Before pitching their idea at the KPMG challenge, the students conducted a thorough research of the current waste management market, collected a comprehensive list of publications and press lists, and found the most feasible business model. 

For example, in their final presentation, they used the amount of waste generated in an actual theme park as a micro version of how and where in real life they would apply RoboBin.

“This team in particular brought to life the business case for their idea … This idea has legs. They’re in discussions with some organizations about taking it further,” Anthony Coops, KPMG partner and Ideation Challenge judge, told CBC News. 

The students are planning to test out RoboBin in their local neighborhood first.

“Our initial step would be to launch RoboBin in a local scale in our neighbourhood in order to gain consumer feedback, user experience data and test the feasibility and scalability,” said Viramgama. 

With the results and appropriate upgrades, they will then pitch the idea to the city of Toronto. 
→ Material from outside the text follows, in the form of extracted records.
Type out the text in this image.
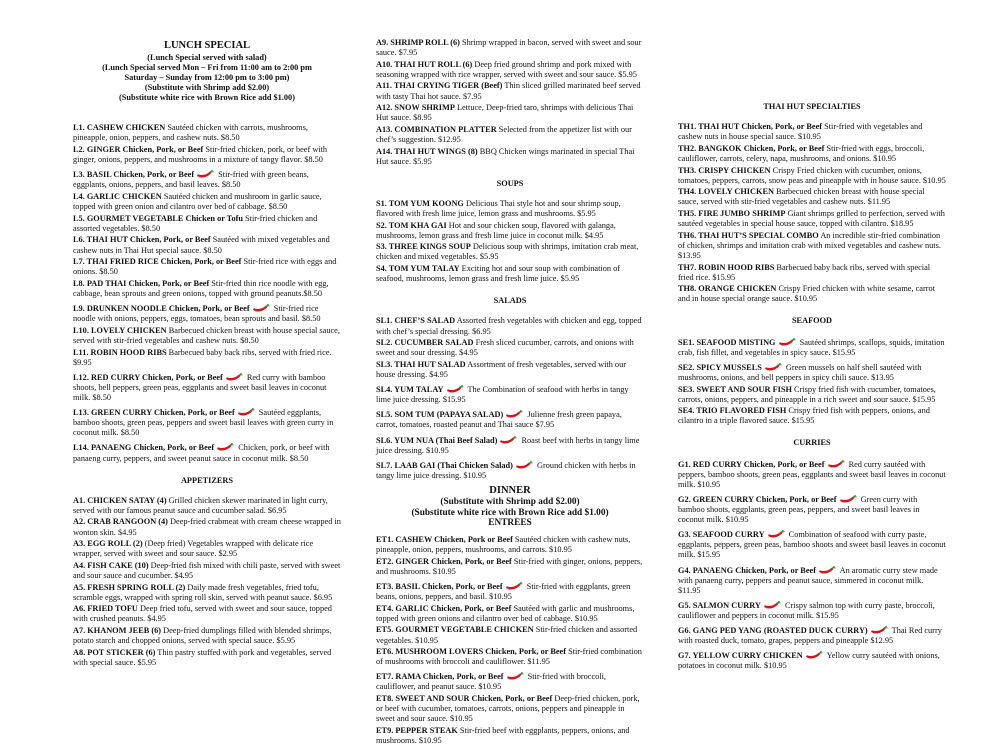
LUNCH SPECIAL
(Lunch Special served with salad)
(Lunch Special served Mon – Fri from 11:00 am to 2:00 pm
Saturday – Sunday from 12:00 pm to 3:00 pm)
(Substitute with Shrimp add $2.00)
(Substitute white rice with Brown Rice add $1.00)
L1. CASHEW CHICKEN Sautéed chicken with carrots, mushrooms, pineapple, onion, peppers, and cashew nuts. $8.50
L2. GINGER Chicken, Pork, or Beef Stir-fried chicken, pork, or beef with ginger, onions, peppers, and mushrooms in a mixture of tangy flavor. $8.50
L3. BASIL Chicken, Pork, or Beef	Stir-fried with green beans, eggplants, onions, peppers, and basil leaves. $8.50
L4. GARLIC CHICKEN Sautéed chicken and mushroom in garlic sauce, topped with green onion and cilantro over bed of cabbage. $8.50
L5. GOURMET VEGETABLE Chicken or Tofu Stir-fried chicken and assorted vegetables. $8.50
L6. THAI HUT Chicken, Pork, or Beef Sautéed with mixed vegetables and cashew nuts in Thai Hut special sauce. $8.50
L7. THAI FRIED RICE Chicken, Pork, or Beef Stir-fried rice with eggs and onions. $8.50
L8. PAD THAI Chicken, Pork, or Beef Stir-fried thin rice noodle with egg, cabbage, bean sprouts and green onions, topped with ground peanuts.$8.50
L9. DRUNKEN NOODLE Chicken, Pork, or Beef	Stir-fried rice noodle with onions, peppers, eggs, tomatoes, bean sprouts and basil. $8.50
L10. LOVELY CHICKEN Barbecued chicken breast with house special sauce, served with stir-fried vegetables and cashew nuts. $8.50
L11. ROBIN HOOD RIBS Barbecued baby back ribs, served with fried rice. $9.95
L12. RED CURRY Chicken, Pork, or Beef	Red curry with bamboo shoots, bell peppers, green peas, eggplants and sweet basil leaves in coconut milk. $8.50
L13. GREEN CURRY Chicken, Pork, or Beef	Sautéed eggplants, bamboo shoots, green peas, peppers and sweet basil leaves with green curry in coconut milk. $8.50
L14. PANAENG Chicken, Pork, or Beef	Chicken, pork, or beef with panaeng curry, peppers, and sweet peanut sauce in coconut milk. $8.50
APPETIZERS
A1. CHICKEN SATAY (4) Grilled chicken skewer marinated in light curry, served with our famous peanut sauce and cucumber salad. $6.95
A2. CRAB RANGOON (4) Deep-fried crabmeat with cream cheese wrapped in wonton skin. $4.95
A3. EGG ROLL (2) (Deep fried) Vegetables wrapped with delicate rice wrapper, served with sweet and sour sauce. $2.95
A4. FISH CAKE (10) Deep-fried fish mixed with chili paste, served with sweet and sour sauce and cucumber. $4.95
A5. FRESH SPRING ROLL (2) Daily made fresh vegetables, fried tofu, scramble eggs, wrapped with spring roll skin, served with peanut sauce. $6.95
A6. FRIED TOFU Deep fried tofu, served with sweet and sour sauce, topped with crushed peanuts. $4.95
A7. KHANOM JEEB (6) Deep-fried dumplings filled with blended shrimps, potato starch and chopped onions, served with special sauce. $5.95
A8. POT STICKER (6) Thin pastry stuffed with pork and vegetables, served with special sauce. $5.95
A9. SHRIMP ROLL (6) Shrimp wrapped in bacon, served with sweet and sour sauce. $7.95
A10. THAI HUT ROLL (6) Deep fried ground shrimp and pork mixed with seasoning wrapped with rice wrapper, served with sweet and sour sauce. $5.95
A11. THAI CRYING TIGER (Beef) Thin sliced grilled marinated beef served with tasty Thai hot sauce. $7.95
A12. SNOW SHRIMP Lettuce, Deep-fried taro, shrimps with delicious Thai Hut sauce. $8.95
A13. COMBINATION PLATTER Selected from the appetizer list with our chef’s suggestion. $12.95
A14. THAI HUT WINGS (8) BBQ Chicken wings marinated in special Thai Hut sauce. $5.95
SOUPS
S1. TOM YUM KOONG Delicious Thai style hot and sour shrimp soup, flavored with fresh lime juice, lemon grass and mushrooms. $5.95
S2. TOM KHA GAI Hot and sour chicken soup, flavored with galanga, mushrooms, lemon grass and fresh lime juice in coconut milk. $4.95
S3. THREE KINGS SOUP Delicious soup with shrimps, imitation crab meat, chicken and mixed vegetables. $5.95
S4. TOM YUM TALAY Exciting hot and sour soup with combination of seafood, mushrooms, lemon grass and fresh lime juice. $5.95
SALADS
SL1. CHEF’S SALAD Assorted fresh vegetables with chicken and egg, topped with chef’s special dressing. $6.95
SL2. CUCUMBER SALAD Fresh sliced cucumber, carrots, and onions with sweet and sour dressing. $4.95
SL3. THAI HUT SALAD Assortment of fresh vegetables, served with our house dressing. $4.95
SL4. YUM TALAY	The Combination of seafood with herbs in tangy lime juice dressing. $15.95
SL5. SOM TUM (PAPAYA SALAD)	Julienne fresh green papaya, carrot, tomatoes, roasted peanut and Thai sauce $7.95
SL6. YUM NUA (Thai Beef Salad)	Roast beef with herbs in tangy lime juice dressing. $10.95
SL7. LAAB GAI (Thai Chicken Salad)	Ground chicken with herbs in tangy lime juice dressing. $10.95
DINNER
(Substitute with Shrimp add $2.00)
(Substitute white rice with Brown Rice add $1.00)
ENTREES
ET1. CASHEW Chicken, Pork or Beef Sautéed chicken with cashew nuts, pineapple, onion, peppers, mushrooms, and carrots. $10.95
ET2. GINGER Chicken, Pork, or Beef Stir-fried with ginger, onions, peppers, and mushrooms. $10.95
ET3. BASIL Chicken, Pork, or Beef	Stir-fried with eggplants, green beans, onions, peppers, and basil. $10.95
ET4. GARLIC Chicken, Pork, or Beef Sautéed with garlic and mushrooms, topped with green onions and cilantro over bed of cabbage. $10.95
ET5. GOURMET VEGETABLE CHICKEN Stir-fried chicken and assorted vegetables. $10.95
ET6. MUSHROOM LOVERS Chicken, Pork, or Beef Stir-fried combination of mushrooms with broccoli and cauliflower. $11.95
ET7. RAMA Chicken, Pork, or Beef	Stir-fried with broccoli, cauliflower, and peanut sauce. $10.95
ET8. SWEET AND SOUR Chicken, Pork, or Beef Deep-fried chicken, pork, or beef with cucumber, tomatoes, carrots, onions, peppers and pineapple in sweet and sour sauce. $10.95
ET9. PEPPER STEAK Stir-fried beef with eggplants, peppers, onions, and mushrooms. $10.95
THAI HUT SPECIALTIES
TH1. THAI HUT Chicken, Pork, or Beef Stir-fried with vegetables and cashew nuts in house special sauce. $10.95
TH2. BANGKOK Chicken, Pork, or Beef Stir-fried with eggs, broccoli, cauliflower, carrots, celery, napa, mushrooms, and onions. $10.95
TH3. CRISPY CHICKEN Crispy Fried chicken with cucumber, onions, tomatoes, peppers, carrots, snow peas and pineapple with in house sauce. $10.95
TH4. LOVELY CHICKEN Barbecued chicken breast with house special sauce, served with stir-fried vegetables and cashew nuts. $11.95
TH5. FIRE JUMBO SHRIMP Giant shrimps grilled to perfection, served with sautéed vegetables in special house sauce, topped with cilantro. $18.95
TH6. THAI HUT’S SPECIAL COMBO An incredible stir-fried combination of chicken, shrimps and imitation crab with mixed vegetables and cashew nuts. $13.95
TH7. ROBIN HOOD RIBS Barbecued baby back ribs, served with special fried rice. $15.95
TH8. ORANGE CHICKEN Crispy Fried chicken with white sesame, carrot and in house special orange sauce. $10.95
SEAFOOD
SE1. SEAFOOD MISTING	Sautéed shrimps, scallops, squids, imitation crab, fish fillet, and vegetables in spicy sauce. $15.95
SE2. SPICY MUSSELS	Green mussels on half shell sautéed with mushrooms, onions, and bell peppers in spicy chili sauce. $13.95
SE3. SWEET AND SOUR FISH Crispy fried fish with cucumber, tomatoes, carrots, onions, peppers, and pineapple in a rich sweet and sour sauce. $15.95
SE4. TRIO FLAVORED FISH Crispy fried fish with peppers, onions, and cilantro in a triple flavored sauce. $15.95
CURRIES
G1. RED CURRY Chicken, Pork, or Beef	Red curry sautéed with peppers, bamboo shoots, green peas, eggplants and sweet basil leaves in coconut milk. $10.95
G2. GREEN CURRY Chicken, Pork, or Beef	Green curry with bamboo shoots, eggplants, green peas, peppers, and sweet basil leaves in coconut milk. $10.95
G3. SEAFOOD CURRY	Combination of seafood with curry paste, eggplants, peppers, green peas, bamboo shoots and sweet basil leaves in coconut milk. $15.95
G4. PANAENG Chicken, Pork, or Beef	An aromatic curry stew made with panaeng curry, peppers and peanut sauce, simmered in coconut milk. $11.95
G5. SALMON CURRY	Crispy salmon top with curry paste, broccoli, cauliflower and peppers in coconut milk. $15.95
G6. GANG PED YANG (ROASTED DUCK CURRY)	Thai Red curry with roasted duck, tomato, grapes, peppers and pineapple $12.95
G7. YELLOW CURRY CHICKEN	Yellow curry sautéed with onions, potatoes in coconut milk. $10.95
After launching with the city of Toronto, they are hoping to expand gradually into the private sector, such as theme parks, restaurants, airports and business spaces.  

Ethical AI 

Setting all their accomplishments aside, the students’ biggest goal is to hone the future of AI in an ethical, multicultural and unbiased way to solve global problems. 

Despite a common belief, boosted with media scare, of technology advancing at the cost of loss of ethics and invasion of privacy, the students hope RoboBin can show the world how AI, when put into good use, can be ethical. 

For example, they programmed RoboBin to capture only an image of the object that is thrown in a trash bin but not the image of the person throwing the object in the bin. 

“With the development of technology, people think that it comes with the cost of increase in bias and loss of ethics. That is not true always,” said Viramgama. “In our product, we also considered ethics while we designed the AI solution for waste segregation.”